35-8-109. Effect of operating agreement -- nonwaivable provisions. (1) Except as provided in subsection (2), all members of a limited liability company may enter into an operating agreement, which need not be in writing, to regulate the affairs of the company and the conduct of its business and to govern relations among the members, managers, and company. To the extent that the operating agreement does not otherwise provide, this chapter governs relations among the members, managers, and company.
(2) An operating agreement need not be in writing except as otherwise provided in this chapter to:
(a) vary the recordkeeping requirements under 35-8-405;
(b) vary the rights of members to share in distributions under 35-8-601 or 35-8-903; or
(c) vary the process for admission of members under 35-8-707.

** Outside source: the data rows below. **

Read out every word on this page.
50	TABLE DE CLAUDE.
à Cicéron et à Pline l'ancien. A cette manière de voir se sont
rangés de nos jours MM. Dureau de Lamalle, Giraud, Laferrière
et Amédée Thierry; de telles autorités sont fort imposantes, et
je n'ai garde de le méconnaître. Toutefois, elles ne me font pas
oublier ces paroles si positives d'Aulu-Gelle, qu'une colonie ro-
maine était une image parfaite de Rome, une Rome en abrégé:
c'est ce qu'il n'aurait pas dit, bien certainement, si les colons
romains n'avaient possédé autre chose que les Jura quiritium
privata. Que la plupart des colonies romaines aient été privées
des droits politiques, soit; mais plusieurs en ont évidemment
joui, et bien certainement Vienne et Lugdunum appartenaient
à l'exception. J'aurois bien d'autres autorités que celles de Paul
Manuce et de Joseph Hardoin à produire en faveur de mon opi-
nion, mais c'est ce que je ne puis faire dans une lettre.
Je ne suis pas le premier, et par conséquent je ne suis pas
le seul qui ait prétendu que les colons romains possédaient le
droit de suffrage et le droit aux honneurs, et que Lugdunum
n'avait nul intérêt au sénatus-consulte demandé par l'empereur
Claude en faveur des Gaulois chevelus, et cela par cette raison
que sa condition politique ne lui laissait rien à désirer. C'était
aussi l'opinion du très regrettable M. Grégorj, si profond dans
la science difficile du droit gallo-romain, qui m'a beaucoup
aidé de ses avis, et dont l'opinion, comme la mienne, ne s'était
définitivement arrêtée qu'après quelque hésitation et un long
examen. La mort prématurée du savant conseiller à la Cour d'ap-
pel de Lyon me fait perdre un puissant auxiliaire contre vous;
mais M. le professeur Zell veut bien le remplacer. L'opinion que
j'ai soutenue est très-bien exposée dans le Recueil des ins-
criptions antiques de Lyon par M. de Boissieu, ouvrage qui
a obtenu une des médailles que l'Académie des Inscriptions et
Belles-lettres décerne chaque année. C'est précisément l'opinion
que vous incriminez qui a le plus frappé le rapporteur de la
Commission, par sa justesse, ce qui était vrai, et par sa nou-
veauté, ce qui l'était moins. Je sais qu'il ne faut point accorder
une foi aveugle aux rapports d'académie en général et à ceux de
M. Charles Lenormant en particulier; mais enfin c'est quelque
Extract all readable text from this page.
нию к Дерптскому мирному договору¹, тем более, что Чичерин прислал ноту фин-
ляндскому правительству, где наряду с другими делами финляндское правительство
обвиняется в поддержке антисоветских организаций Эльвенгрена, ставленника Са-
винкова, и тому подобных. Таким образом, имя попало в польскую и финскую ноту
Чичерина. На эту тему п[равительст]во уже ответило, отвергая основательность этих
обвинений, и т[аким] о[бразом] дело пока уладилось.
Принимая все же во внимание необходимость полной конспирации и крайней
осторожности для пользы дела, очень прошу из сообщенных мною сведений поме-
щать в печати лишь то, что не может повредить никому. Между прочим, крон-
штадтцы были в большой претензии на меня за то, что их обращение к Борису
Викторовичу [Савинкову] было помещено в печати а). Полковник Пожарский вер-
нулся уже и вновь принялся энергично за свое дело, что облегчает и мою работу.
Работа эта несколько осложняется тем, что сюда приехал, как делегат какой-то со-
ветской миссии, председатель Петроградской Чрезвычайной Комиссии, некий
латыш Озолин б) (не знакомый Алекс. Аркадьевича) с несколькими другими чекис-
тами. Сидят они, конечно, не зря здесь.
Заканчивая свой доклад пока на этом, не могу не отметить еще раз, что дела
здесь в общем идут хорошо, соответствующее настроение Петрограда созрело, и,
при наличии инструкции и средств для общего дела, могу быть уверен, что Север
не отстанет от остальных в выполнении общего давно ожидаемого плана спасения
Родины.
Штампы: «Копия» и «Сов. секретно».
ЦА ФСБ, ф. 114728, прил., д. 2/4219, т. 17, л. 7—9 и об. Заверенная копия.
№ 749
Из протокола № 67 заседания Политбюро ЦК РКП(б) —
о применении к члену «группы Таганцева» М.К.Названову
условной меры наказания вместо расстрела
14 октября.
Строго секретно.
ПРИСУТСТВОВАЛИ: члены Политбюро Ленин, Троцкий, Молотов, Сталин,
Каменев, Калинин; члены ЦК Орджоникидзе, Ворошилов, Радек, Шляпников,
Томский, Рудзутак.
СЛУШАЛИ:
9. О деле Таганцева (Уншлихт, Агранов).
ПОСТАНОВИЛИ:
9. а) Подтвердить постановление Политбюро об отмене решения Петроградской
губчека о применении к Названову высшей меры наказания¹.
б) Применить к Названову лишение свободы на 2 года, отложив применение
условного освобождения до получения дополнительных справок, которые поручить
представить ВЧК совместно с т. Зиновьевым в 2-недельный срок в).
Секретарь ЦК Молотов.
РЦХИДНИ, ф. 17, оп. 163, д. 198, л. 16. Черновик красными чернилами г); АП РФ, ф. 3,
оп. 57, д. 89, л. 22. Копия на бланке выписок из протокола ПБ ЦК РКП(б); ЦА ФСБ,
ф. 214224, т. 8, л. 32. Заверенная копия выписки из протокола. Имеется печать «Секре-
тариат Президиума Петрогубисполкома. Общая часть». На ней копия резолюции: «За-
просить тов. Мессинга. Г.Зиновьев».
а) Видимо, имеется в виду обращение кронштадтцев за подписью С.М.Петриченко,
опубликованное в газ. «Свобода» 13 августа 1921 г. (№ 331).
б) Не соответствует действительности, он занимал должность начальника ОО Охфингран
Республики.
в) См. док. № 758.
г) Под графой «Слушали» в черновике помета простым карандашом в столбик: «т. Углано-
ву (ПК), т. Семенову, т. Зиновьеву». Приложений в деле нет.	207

(3) The operating agreement may not:
(a) unreasonably restrict a right to information or access to records under 35-8-405;
(b) eliminate the duty of loyalty under 35-8-310, but the agreement may:
(i) identify specific types or categories of activities that do not violate the duty of loyalty, if not manifestly unreasonable; and
(ii) specify the number or percentage of members or disinterested managers that may authorize or ratify, after full disclosure of all material facts, a specific act or transaction that otherwise would violate the duty of loyalty;
(c) unreasonably reduce the duty of care under 35-8-310;
(d) eliminate the obligation of good faith and fair dealing under 35-8-310, but the operating agreement may determine the standards by which the performance of the obligation is to be measured, if the standards are not manifestly unreasonable;
(e) vary the right to expel a member upon the occurrence of an event specified in 35-8-803;
(f) vary the requirement to wind up the limited liability company's business in a case specified in 35-8-901(1)(c) or 35-8-902; or
(g) restrict the rights of a person under this chapter, other than a manager, member, or transferee of a member's distributional interest.